En un emotivo acto conmemorativo celebrado en el Ayuntamiento de Ciudad Real, el presidente de la Diputación, Miguel Ángel Valverde Menchero, ha subrayado la importancia de mantener viva la memoria de Miguel Ángel Blanco. El evento, que marca el XXIX aniversario del secuestro y asesinato del concejal de Ermua, ha contado con la participación de diversas autoridades, entre ellas el alcalde de Ciudad Real, Francisco Cañizares, y el subdelegado del Gobierno en la provincia, David Broceño.
Valverde evocó cómo el homicidio de Blanco dejó una huella indeleble en su vida personal y política, destacando la similitud entre ambos, ya que compartían nombre, formación académica y militancia política. «Era un joven que solo deseaba trabajar por los intereses de sus vecinos», lamentó Valverde, subrayando la incomprensión que generó entre la sociedad el trágico destino del concejal vasco.
El ambiente de amenazas que se vivía en aquellos años fue recordado con nitidez. Las recomendaciones de seguridad por parte de la Subdelegación del Gobierno, donde se aconsejaba a los cargos públicos revisar diariamente sus vehículos, eran una realidad cotidiana que Valverde no quiso soslayar. “Imagínense lo que suponía para un concejal de un pequeño pueblo salir de casa cada día teniendo que mirar debajo del coche”, expresó, insistiendo en la vulnerabilidad e incertidumbre que se respiraba entonces.
Con una mirada hacia el futuro, Valverde incidió en la relevancia de transmitir el legado de fortaleza y unión ciudadana que emergió tras el asesinato de Blanco. La reacción del pueblo español, conocido como el Espíritu de Ermua, fue un poderoso símbolo de resistencia contra el terror. Las manifestaciones masivas y las icónicas «manos blancas» representaron un rechazo rotundo a ETA y se convirtieron en un hito en la historia democrática del país.

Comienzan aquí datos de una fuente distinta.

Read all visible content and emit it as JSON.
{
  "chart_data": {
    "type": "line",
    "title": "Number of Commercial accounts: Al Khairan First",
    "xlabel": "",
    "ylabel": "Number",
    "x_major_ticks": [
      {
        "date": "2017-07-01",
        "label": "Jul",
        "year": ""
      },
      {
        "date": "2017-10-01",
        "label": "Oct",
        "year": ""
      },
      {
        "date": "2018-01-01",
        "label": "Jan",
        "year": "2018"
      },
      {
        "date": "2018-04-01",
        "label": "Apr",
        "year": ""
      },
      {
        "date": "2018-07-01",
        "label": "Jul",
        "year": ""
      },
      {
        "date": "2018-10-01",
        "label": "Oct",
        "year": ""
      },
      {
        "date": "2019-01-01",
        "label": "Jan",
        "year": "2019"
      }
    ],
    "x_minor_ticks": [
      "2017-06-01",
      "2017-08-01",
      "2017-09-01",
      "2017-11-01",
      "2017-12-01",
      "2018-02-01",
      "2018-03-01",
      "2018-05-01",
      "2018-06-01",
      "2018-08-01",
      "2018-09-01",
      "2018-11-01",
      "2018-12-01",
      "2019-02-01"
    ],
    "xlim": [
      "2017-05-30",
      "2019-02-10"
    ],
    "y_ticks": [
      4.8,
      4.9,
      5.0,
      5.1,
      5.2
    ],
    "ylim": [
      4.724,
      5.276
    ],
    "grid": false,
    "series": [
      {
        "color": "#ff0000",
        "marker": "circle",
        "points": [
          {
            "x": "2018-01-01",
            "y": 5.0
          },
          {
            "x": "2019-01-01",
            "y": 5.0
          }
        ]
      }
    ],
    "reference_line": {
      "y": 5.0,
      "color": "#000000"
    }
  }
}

A la vez, lamentó que las nuevas generaciones carezcan de un conocimiento profundo sobre Miguel Ángel Blanco y lo que representó su muerte. “El legado nos compromete a todos los demócratas a no olvidar”, afirmó Valverde, reiterando que la memoria de los actos del pasado debe ser conservada para asegurar un futuro sin violencia.
El acto también contó con momentos de reflexión sobre la importancia de no permitir que la desmemoria o la distorsión de los hechos ocurridos debiliten el compromiso con la libertad y la justicia. “Estos derechos y libertades de los que hoy disfrutamos se han ganado con mucho esfuerzo”, recordó Valverde, haciendo un llamado a reconocer y aprender del sacrificio de quienes fueron víctimas del terrorismo.
Para cerrar el tributo, se guardó un minuto de silencio y fue leído un manifiesto por jóvenes participantes del evento, quienes enfatizaron la necesidad de honrar y preservar la integridad de la historia frente al terrorismo. La ceremonia concluyó con un compromiso colectivo de no olvidar, impulsando a las nuevas generaciones a proteger los valores democráticos por los que tantas vidas se han sacrificado.